Why study media? Contemporary educators and critics have identified a number of important reasons. Canada's Association for Media Literacy suggests that there are six reasons why contemporary students need to pursue media literacy-a concept Canadians refer to as mediacy.
- media dominate our political and cultural lives
- almost all information beyond direct experience is "mediated"
- media provide powerful models for values and behavior
- media influence us without our being aware
- media literacy can increase our enjoyment of media
- media literacy can make a passive relationship active
The critical tradition
It is important to note that in spite of the contemporary feel of the phrase media studies, promoting a critical awareness of both medium and message is hardly a new concept. At The Catholic University of America, our Media Studies department insists not only that students explore and discuss contemporary ideas about the media, but that students read and write about some of the West's earliest media critics.

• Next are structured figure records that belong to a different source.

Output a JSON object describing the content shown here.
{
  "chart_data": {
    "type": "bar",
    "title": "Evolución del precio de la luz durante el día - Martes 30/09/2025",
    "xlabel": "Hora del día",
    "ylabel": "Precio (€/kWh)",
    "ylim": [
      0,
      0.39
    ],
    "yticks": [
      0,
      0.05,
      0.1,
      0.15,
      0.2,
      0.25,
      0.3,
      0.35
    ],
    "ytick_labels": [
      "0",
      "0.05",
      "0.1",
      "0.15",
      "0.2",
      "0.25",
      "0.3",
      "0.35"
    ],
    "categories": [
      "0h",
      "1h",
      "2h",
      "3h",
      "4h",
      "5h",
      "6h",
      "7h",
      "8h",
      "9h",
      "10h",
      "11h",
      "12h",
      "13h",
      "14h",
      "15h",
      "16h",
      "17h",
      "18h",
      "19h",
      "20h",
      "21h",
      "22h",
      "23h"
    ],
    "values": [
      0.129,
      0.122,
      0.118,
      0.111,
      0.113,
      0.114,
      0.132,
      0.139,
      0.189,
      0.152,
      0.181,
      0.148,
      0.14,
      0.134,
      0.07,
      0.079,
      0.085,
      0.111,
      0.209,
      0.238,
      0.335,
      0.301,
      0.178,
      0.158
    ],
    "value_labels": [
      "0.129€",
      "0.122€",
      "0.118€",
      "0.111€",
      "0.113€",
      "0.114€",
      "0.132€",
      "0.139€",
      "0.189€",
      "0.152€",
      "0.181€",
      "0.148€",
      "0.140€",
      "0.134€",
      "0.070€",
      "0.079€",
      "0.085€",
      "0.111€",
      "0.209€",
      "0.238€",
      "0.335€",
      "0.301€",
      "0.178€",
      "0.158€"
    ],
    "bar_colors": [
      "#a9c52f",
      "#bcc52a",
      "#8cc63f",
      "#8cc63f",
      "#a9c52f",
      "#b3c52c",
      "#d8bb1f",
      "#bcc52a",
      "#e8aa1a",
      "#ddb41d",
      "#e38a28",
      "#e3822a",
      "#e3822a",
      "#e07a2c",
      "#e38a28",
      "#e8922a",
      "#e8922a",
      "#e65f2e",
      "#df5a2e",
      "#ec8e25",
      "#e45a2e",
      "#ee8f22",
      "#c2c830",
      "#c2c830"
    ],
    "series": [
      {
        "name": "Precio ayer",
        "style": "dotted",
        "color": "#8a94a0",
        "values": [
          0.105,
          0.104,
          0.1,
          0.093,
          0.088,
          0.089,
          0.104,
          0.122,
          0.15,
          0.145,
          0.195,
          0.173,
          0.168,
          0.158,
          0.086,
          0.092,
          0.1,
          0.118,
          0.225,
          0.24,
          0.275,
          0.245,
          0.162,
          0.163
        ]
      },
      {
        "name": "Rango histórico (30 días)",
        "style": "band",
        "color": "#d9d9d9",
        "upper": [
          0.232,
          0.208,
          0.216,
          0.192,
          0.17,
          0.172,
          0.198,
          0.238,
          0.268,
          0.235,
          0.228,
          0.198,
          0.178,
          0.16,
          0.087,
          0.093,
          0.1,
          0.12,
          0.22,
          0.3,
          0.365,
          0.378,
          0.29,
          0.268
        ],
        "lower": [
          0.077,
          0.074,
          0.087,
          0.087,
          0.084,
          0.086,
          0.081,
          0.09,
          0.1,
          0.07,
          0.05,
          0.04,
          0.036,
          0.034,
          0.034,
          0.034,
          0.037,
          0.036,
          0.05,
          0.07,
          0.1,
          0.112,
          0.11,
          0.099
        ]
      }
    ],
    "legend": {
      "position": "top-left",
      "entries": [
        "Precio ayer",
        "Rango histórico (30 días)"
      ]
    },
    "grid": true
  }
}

Plato tells us in the Phaedrus, for example, that Thoth (the Egyptian counterpart to Mercury and Hermes), excited by his invention of "writing," presented this novelty on a heavy piece of parchment to the Pharaoh Thamus, and praised his new technique loudly, claiming that it would allow mankind to remember what they were otherwise doomed to forget: family histories, herd counts, real estate deals. But the Pharaoh was not so satisfied. "My skillful Thoth," he said, "memory is a great gift that ought to be kept alive by training it continuously. With your invention people will not be obliged any longer to train memory. They will remember things not because of an internal effort, but by mere virtue of an external device. They will become lazy, and slothful."
Among the myriad changes Disney made to Hugo's massive Hunchback of Notre Dame was the deletion of a very poignant moment of media criticism. Hugo's sprawling romance takes place less than 15 years after the invention of the printing press. "Ceci tuera cela," observes a despondent Judge Frollo, as he points first to a newly-printed book, and then to the towers of his church. "This will kill that:" The printed word, he fears, will change mankind radically, and institutions like the Church may suffer.